The main risk here is that Kanders squanders the cash by acquiring a low quality company and the market does not attribute cash + PV of NOLs to the company. Given Kanders' substantial ownership in the company and his history of being a smart operator, this risk seems to be mitigated.
Cash Burn
Clarus is currently burning cash on salaries and office space. While the company projected FCF neutrality last year, given low interest rates, the company has been burning some cash. In a worst case scenario, assuming interest rates do not rise and it takes two years for Kanders to decide he cannot find an acquisition and liquidates the company, cash distributed would be $4.69 ($4.95 minus $.13/yr in cash burn), thus an 11% return over two years (absolute worst case in my opinion).

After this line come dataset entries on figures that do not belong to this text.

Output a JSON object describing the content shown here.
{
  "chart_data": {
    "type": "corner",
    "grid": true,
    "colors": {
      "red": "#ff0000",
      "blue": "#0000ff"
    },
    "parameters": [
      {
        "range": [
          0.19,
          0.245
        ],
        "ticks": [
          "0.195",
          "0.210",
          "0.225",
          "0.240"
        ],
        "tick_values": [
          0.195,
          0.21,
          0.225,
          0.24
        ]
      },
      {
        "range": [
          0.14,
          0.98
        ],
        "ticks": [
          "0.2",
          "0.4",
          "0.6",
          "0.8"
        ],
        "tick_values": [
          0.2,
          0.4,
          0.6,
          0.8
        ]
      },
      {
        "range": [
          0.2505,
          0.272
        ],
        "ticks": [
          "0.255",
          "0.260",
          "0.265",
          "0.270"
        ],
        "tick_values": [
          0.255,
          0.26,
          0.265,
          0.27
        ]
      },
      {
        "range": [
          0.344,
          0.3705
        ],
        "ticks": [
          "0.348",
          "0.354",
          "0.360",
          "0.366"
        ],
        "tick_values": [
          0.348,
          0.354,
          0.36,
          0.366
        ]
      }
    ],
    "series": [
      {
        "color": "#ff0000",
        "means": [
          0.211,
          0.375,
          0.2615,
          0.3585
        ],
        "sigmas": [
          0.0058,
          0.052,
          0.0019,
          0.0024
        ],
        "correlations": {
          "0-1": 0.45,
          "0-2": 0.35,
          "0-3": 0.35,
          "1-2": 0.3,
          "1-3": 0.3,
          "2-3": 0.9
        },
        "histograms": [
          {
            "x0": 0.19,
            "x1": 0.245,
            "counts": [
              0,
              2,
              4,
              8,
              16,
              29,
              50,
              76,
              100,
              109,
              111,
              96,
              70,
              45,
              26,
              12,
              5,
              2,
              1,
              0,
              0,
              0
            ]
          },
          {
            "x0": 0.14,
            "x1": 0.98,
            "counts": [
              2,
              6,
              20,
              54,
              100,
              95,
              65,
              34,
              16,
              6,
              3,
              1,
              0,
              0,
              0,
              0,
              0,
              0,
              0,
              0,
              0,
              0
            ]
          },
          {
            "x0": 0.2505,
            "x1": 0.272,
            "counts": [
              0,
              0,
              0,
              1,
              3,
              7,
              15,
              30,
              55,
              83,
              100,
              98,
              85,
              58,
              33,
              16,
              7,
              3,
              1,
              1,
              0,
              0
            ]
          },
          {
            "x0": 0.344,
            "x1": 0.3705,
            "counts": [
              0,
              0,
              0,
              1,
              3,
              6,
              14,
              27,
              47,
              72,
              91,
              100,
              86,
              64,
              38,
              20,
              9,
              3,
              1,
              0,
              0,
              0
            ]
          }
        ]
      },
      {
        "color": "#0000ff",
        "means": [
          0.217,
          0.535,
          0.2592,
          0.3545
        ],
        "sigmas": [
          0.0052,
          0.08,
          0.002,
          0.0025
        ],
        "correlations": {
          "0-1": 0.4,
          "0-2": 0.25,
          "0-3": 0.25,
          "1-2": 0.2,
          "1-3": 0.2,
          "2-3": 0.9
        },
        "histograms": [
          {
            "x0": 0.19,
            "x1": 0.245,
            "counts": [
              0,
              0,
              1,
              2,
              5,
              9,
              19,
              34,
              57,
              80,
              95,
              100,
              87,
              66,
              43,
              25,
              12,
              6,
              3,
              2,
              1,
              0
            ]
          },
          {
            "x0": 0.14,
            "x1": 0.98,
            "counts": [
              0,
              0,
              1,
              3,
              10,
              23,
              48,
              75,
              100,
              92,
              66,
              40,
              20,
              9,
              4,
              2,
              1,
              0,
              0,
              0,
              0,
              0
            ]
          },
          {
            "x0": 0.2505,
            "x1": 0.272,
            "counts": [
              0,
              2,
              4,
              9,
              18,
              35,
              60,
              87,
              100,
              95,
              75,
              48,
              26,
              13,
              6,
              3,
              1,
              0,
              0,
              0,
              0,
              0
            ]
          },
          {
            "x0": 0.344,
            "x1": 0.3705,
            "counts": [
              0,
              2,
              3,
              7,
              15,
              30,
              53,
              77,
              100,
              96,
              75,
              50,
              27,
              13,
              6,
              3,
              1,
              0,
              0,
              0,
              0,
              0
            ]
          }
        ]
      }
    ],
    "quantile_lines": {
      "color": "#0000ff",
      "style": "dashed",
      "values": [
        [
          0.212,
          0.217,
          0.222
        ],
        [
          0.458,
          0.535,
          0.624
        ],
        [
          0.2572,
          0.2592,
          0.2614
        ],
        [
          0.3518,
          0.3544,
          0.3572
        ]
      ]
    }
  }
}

For the reasons above, I think a deal gets done very soon, but if not, given the stock is trading at below net cash, Kanders has been buying in this range and Ashford Capital is close to selling the majority of their stake (seems like they are disciplined and aren't selling below $4-it's not that their fund is liquidating, but rather that they are focusing on other opportunities), there's a strong margin of safety to owning the stock. Moreover, with low borrowing costs, the opportunity cost to own the company is low, given the 50% upside, even if a deal isn't announced this year.
Catalyst
Given a recent acquisition related charge in the 10-Q, recent expiry of NOLs and additional bandwidth for Kanders to evaluate an acquisition, a deal looks imminent.